In advance of a new edition of their book American Grace, political scientists David E. Campbell of Notre Dame and Robert D. Putnam of Harvard published in a The New York Times opinion the results of their research into the political attitudes and background of Tea Party supporters. Using a pre-Tea Party poll in 2006 and going back to the same respondents in 2011, they found the supporters to be not “nonpartisan political neophytes” as often described, but largely “overwhelmingly partisan Republicans” who were politically active prior to the Tea Party. The survey found Tea Party supporters “no more likely than anyone else” to have suffered hardship during the 2007–2010 recession. Additionally, the respondents were more concerned about “putting God in government” than with trying to shrink government.[147][148]
The 2010 midterm elections demonstrated considerable skepticism within the Tea Party movement with respect to the dangers and the reality of global warming. A New York Times/CBS News Poll during the election revealed that only a small percentage of Tea Party supporters considered global warming a serious problem, much less than the portion of the general public that does.
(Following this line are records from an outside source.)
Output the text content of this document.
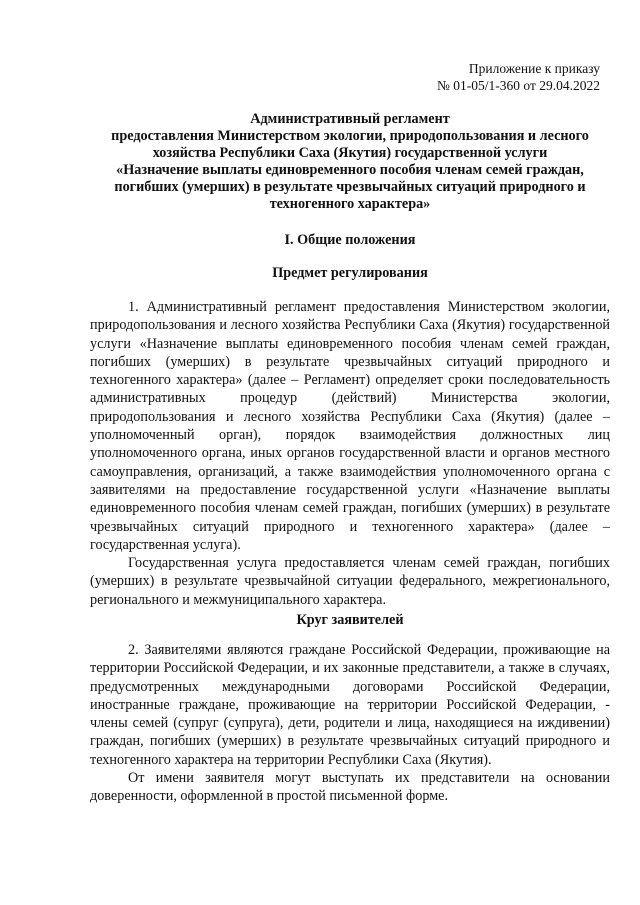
Приложение к приказу
№ 01-05/1-360 от 29.04.2022
Административный регламент
предоставления Министерством экологии, природопользования и лесного
хозяйства Республики Саха (Якутия) государственной услуги
«Назначение выплаты единовременного пособия членам семей граждан,
погибших (умерших) в результате чрезвычайных ситуаций природного и
техногенного характера»
I. Общие положения
Предмет регулирования

1. Административный регламент предоставления Министерством экологии, природопользования и лесного хозяйства Республики Саха (Якутия) государственной услуги «Назначение выплаты единовременного пособия членам семей граждан, погибших (умерших) в результате чрезвычайных ситуаций природного и техногенного характера» (далее – Регламент) определяет сроки последовательность административных процедур (действий) Министерства экологии, природопользования и лесного хозяйства Республики Саха (Якутия) (далее – уполномоченный орган), порядок взаимодействия должностных лиц уполномоченного органа, иных органов государственной власти и органов местного самоуправления, организаций, а также взаимодействия уполномоченного органа с заявителями на предоставление государственной услуги «Назначение выплаты единовременного пособия членам семей граждан, погибших (умерших) в результате чрезвычайных ситуаций природного и техногенного характера» (далее – государственная услуга).

Государственная услуга предоставляется членам семей граждан, погибших (умерших) в результате чрезвычайной ситуации федерального, межрегионального, регионального и межмуниципального характера.

Круг заявителей

2. Заявителями являются граждане Российской Федерации, проживающие на территории Российской Федерации, и их законные представители, а также в случаях, предусмотренных международными договорами Российской Федерации, иностранные граждане, проживающие на территории Российской Федерации, - члены семей (супруг (супруга), дети, родители и лица, находящиеся на иждивении) граждан, погибших (умерших) в результате чрезвычайных ситуаций природного и техногенного характера на территории Республики Саха (Якутия).

От имени заявителя могут выступать их представители на основании доверенности, оформленной в простой письменной форме.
The Tea Party is strongly opposed to government-imposed limits on carbon dioxide emissions as part of emissions trading legislation to encourage use of fuels that emit less carbon dioxide.[149] An example is the movement’s support of California Proposition 23, which would suspend AB32, the Global Warming Solutions Act of 2006.[150] The proposition failed to pass, with less than 40% voting in favor.[151]
Many[quantify] of the movement’s members also favor stricter measures against illegal immigration.[152]
Polls found that just 7% of Tea Party supporters approve of how Obama is doing his job compared to 50% (as of April 2010) of the general public,[140][needs update] and that roughly 77% of supporters had voted for Obama’s Republican opponent, John McCain in 2008.[131][132]
A University of Washington poll of 1,695 registered voters in the state of Washington reported that 73% of Tea Party supporters disapprove of Obama’s policy of engaging with Muslim countries, 88% approve of the controversial Arizona immigration law enacted in 2010 that requires police to question people they suspect are illegal immigrants for proof of legal status, 54% feel that immigration is changing the culture in the U.S. for the worse, 82% do not believe that gay and lesbian couples should have the legal right to marry, and that about 52% believe that “[c]ompared to the size of the group, lesbians and gays have too much political power”.[153][154][155]